Re: Is it OK to enable SafeDllSearchMode?
On Jul 9, 8:13 pm, Gary Smith <bitbuc...@example.com> wrote:
> Assuming that I'm reading Knowledge Base article 306850 correctly -- and
> that's a big assumption because it's VERY badly written -- no reasonable
> appplication could be affected. The alleged security improvement is also
> pretty far-fetched, although the performance issue is plausible. There's
> no way to tell what applications might be affected except to try it and
> see if anything complains about being unable to find DLLs. I've made the
> registry change on my system just for the heck of it. We'll see what
> happens.
That article appears to describe a specific situation that requires
the SafeDllSearchMode key to be enabled. From what I've read, the
main reason to enable that key is for security, not performance. A
better description is available here:
http://www.microsoft.com/technet/security/prodtech/windows2000/win2khg/05sconfg.mspx
"The fact that the current working directory is searched before the
system directories can be used by someone with access to the file
system to cause a program launched by a user to load a spoofed DLL. If
a user launches a program by double-clicking a document, the current
working directory is actually the location of the document. If a DLL
in that directory has the same name as a system DLL in that location
will then be loaded instead of the system DLL. This attack vector was
actually used by the Nimda virus.
To combat this, a new setting was created in Service Pack 3, which
moves the current working directory to after the system directories in
the search order. To avoid application compatibility issues, however,
this switch was not turned on by default."

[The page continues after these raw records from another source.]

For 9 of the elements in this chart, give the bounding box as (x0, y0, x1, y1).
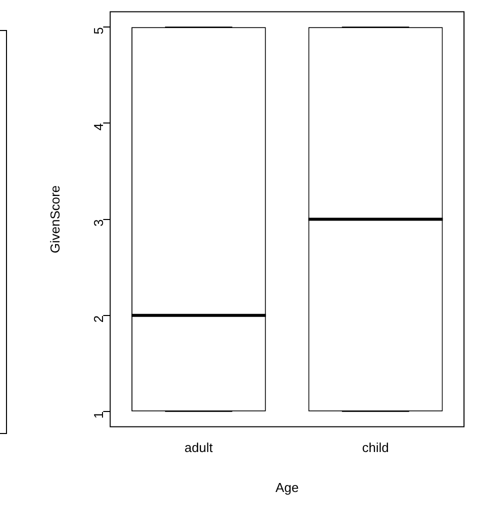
y-tick-label: 1 (90, 411, 106, 419)
x-tick-label: adult (184, 440, 214, 456)
x-axis-title: Age (276, 480, 299, 495)
y-tick-label: 5 (90, 27, 106, 34)
y-tick-label: 3 (90, 219, 106, 227)
y-tick-label: 4 (90, 123, 106, 130)
y-tick-label: 2 (90, 315, 106, 323)
y-axis-title: GivenScore (47, 185, 62, 254)
x-tick-label: child (362, 440, 389, 456)
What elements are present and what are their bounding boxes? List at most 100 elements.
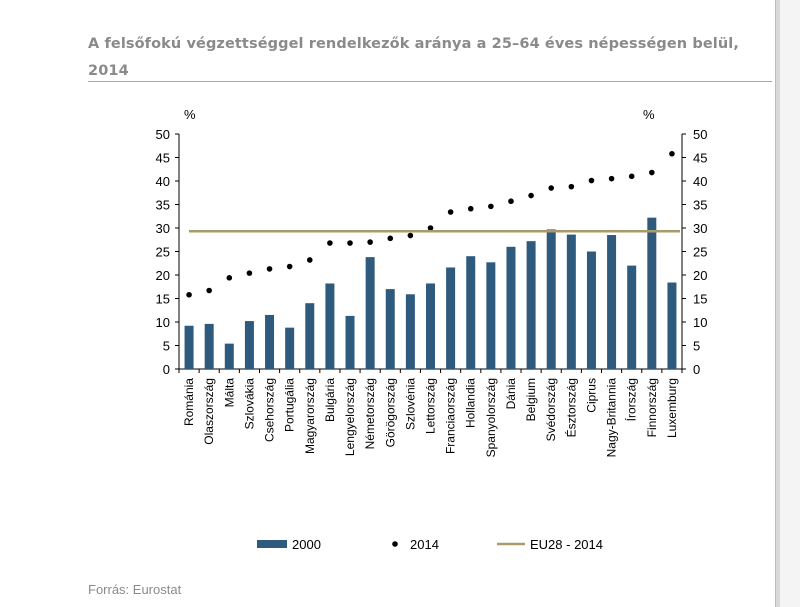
dot	[649, 169, 655, 176]
x-tick-label: Magyarország	[303, 378, 317, 454]
legend-label-2014: 2014	[410, 537, 439, 552]
bar	[526, 241, 536, 369]
dot	[508, 198, 514, 205]
dot	[628, 173, 635, 180]
y-tick-label-left: 15	[156, 292, 170, 307]
dot	[488, 203, 494, 210]
y-tick-label-right: 10	[693, 315, 707, 330]
bar	[285, 327, 295, 369]
dot	[246, 270, 253, 276]
y-tick-label-right: 25	[693, 245, 707, 260]
x-tick-label: Málta	[222, 378, 236, 408]
x-tick-label: Nagy-Britannia	[605, 378, 619, 458]
x-tick-label: Ciprus	[584, 378, 598, 413]
y-tick-label-left: 10	[156, 315, 170, 330]
legend-swatch-2014	[392, 541, 398, 547]
x-tick-labels: Románia Olaszország Málta Szlovákia Csehorsz…	[182, 378, 679, 458]
x-tick-label: Szlovénia	[403, 378, 417, 430]
x-tick-label: Görögország	[383, 378, 397, 447]
x-tick-label: Spanyolország	[484, 378, 498, 457]
x-tick-label: Csehország	[263, 378, 277, 442]
dot	[286, 263, 293, 270]
bar	[466, 256, 476, 369]
bar	[607, 235, 617, 369]
x-tick-label: Észtország	[563, 378, 578, 437]
y-tick-label-left: 45	[156, 151, 170, 166]
dot	[568, 183, 575, 190]
source-note: Forrás: Eurostat	[88, 582, 182, 597]
chart-title: A felsőfokú végzettséggel rendelkezők ar…	[88, 36, 739, 79]
dot	[206, 287, 212, 294]
x-tick-label: Írország	[624, 378, 639, 421]
y-tick-label-right: 45	[693, 151, 707, 166]
dot	[427, 225, 434, 231]
x-tick-label: Szlovákia	[242, 378, 256, 430]
dot	[407, 232, 414, 239]
bar	[224, 343, 234, 369]
y-tick-label-left: 35	[156, 198, 170, 213]
x-tick-label: Belgium	[524, 378, 538, 421]
dot	[588, 177, 595, 184]
bar	[244, 321, 254, 369]
legend-label-eu: EU28 - 2014	[530, 537, 603, 552]
y-tick-label-right: 20	[693, 268, 707, 283]
y-unit-left: %	[184, 107, 196, 122]
dot-series-2014	[186, 150, 675, 298]
x-tick-label: Lengyelország	[343, 378, 357, 456]
bar	[184, 325, 194, 369]
x-tick-label: Svédország	[544, 378, 558, 441]
dot	[367, 239, 373, 245]
dot	[186, 291, 192, 298]
y-tick-label-left: 40	[156, 174, 170, 189]
bar	[365, 257, 375, 369]
bar	[486, 262, 496, 369]
y-tick-label-right: 0	[693, 362, 700, 377]
y-unit-right: %	[643, 107, 655, 122]
x-tick-label: Hollandia	[464, 378, 478, 428]
bar	[566, 234, 576, 369]
dot	[226, 275, 233, 281]
bar	[446, 267, 456, 369]
y-tick-label-left: 5	[163, 339, 170, 354]
legend-swatch-2000	[257, 540, 287, 548]
dot	[266, 266, 273, 272]
y-tick-label-right: 35	[693, 198, 707, 213]
dot	[347, 240, 353, 246]
dot	[608, 175, 615, 182]
x-tick-label: Franciaország	[444, 378, 458, 454]
bar	[305, 303, 315, 369]
title-divider	[88, 81, 772, 82]
bar-series-2000	[184, 217, 677, 369]
bar	[426, 283, 435, 369]
bar	[345, 315, 355, 369]
dot	[327, 240, 333, 246]
bar	[385, 289, 395, 369]
y-tick-label-right: 5	[693, 339, 700, 354]
dot	[467, 205, 474, 212]
x-tick-label: Dánia	[504, 378, 518, 410]
dot	[387, 235, 394, 242]
bar	[647, 217, 657, 369]
y-tick-label-right: 30	[693, 221, 707, 236]
legend-label-2000: 2000	[292, 537, 321, 552]
bar	[405, 294, 415, 369]
window-border	[775, 0, 780, 607]
x-tick-label: Olaszország	[202, 378, 216, 445]
y-tick-label-right: 50	[693, 127, 707, 142]
bar	[627, 265, 637, 369]
x-tick-label: Románia	[182, 378, 196, 426]
y-tick-label-left: 30	[156, 221, 170, 236]
chart-axes: 0 0 5 5 10 10 15 15 20 20 25 25 30 30 35 35 40 40 45 45 50 50…	[156, 107, 708, 377]
dot	[548, 185, 555, 191]
x-tick-label: Luxemburg	[665, 378, 679, 438]
x-tick-label: Lettország	[424, 378, 438, 434]
bar	[325, 283, 335, 369]
y-tick-label-right: 40	[693, 174, 707, 189]
x-tick-label: Finnország	[645, 378, 659, 437]
bar	[265, 314, 275, 369]
y-tick-label-left: 50	[156, 127, 170, 142]
y-tick-label-left: 20	[156, 268, 170, 283]
dot	[528, 192, 534, 199]
dot	[447, 209, 454, 215]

And if an application does break with the enabling of that key, the
error may not be an inability to find a DLL. See one scenario
mentioned here:
http://books.google.com/books?id=yZ...ts=GR5YBhr-gG&sig=djOngoYEjBE1kxAjLLD25rxjuyQ
Besides claiming that breakage is low (which might be true for him,
but I'm sure I run some applications that he doesn't), the author says
that SQL 2000 loaded SFC.dll (Starfighter Foundation Classes) from its
working directory, but after enabling SafeDllSearchMode, it
incorrectly loaded SFC.dll (system file checker) from the system
directory. He also mentions that Outlook 2000 add-ins will break if
the key is enabled.
More subtle problems could occur too:
http://www.microsoft.com/technet/security/guidance/serversecurity/tcg/tcgch10n.mspx
"Applications will be forced to search for DLLs in the system path
first. For applications that require unique versions of these DLLs
that are included with the application, this entry could cause
performance or stability problems."
It's those potential subtle problems that worry me. And what about
tools such as PartitionMagic? You can't really test those to see if
they break. I probably won't enable it, and I'll just live with the
security risk.
One thing that might be helpful in determining whether an app might
break or not is to see when the last update for it became available.
If it was after August 2004 (the date that XP SP2 was released, in
which the key became enabled by default), then the app is probably
compatible with the enabling of the key. If it was before that date,
then the app might not be compatible with it.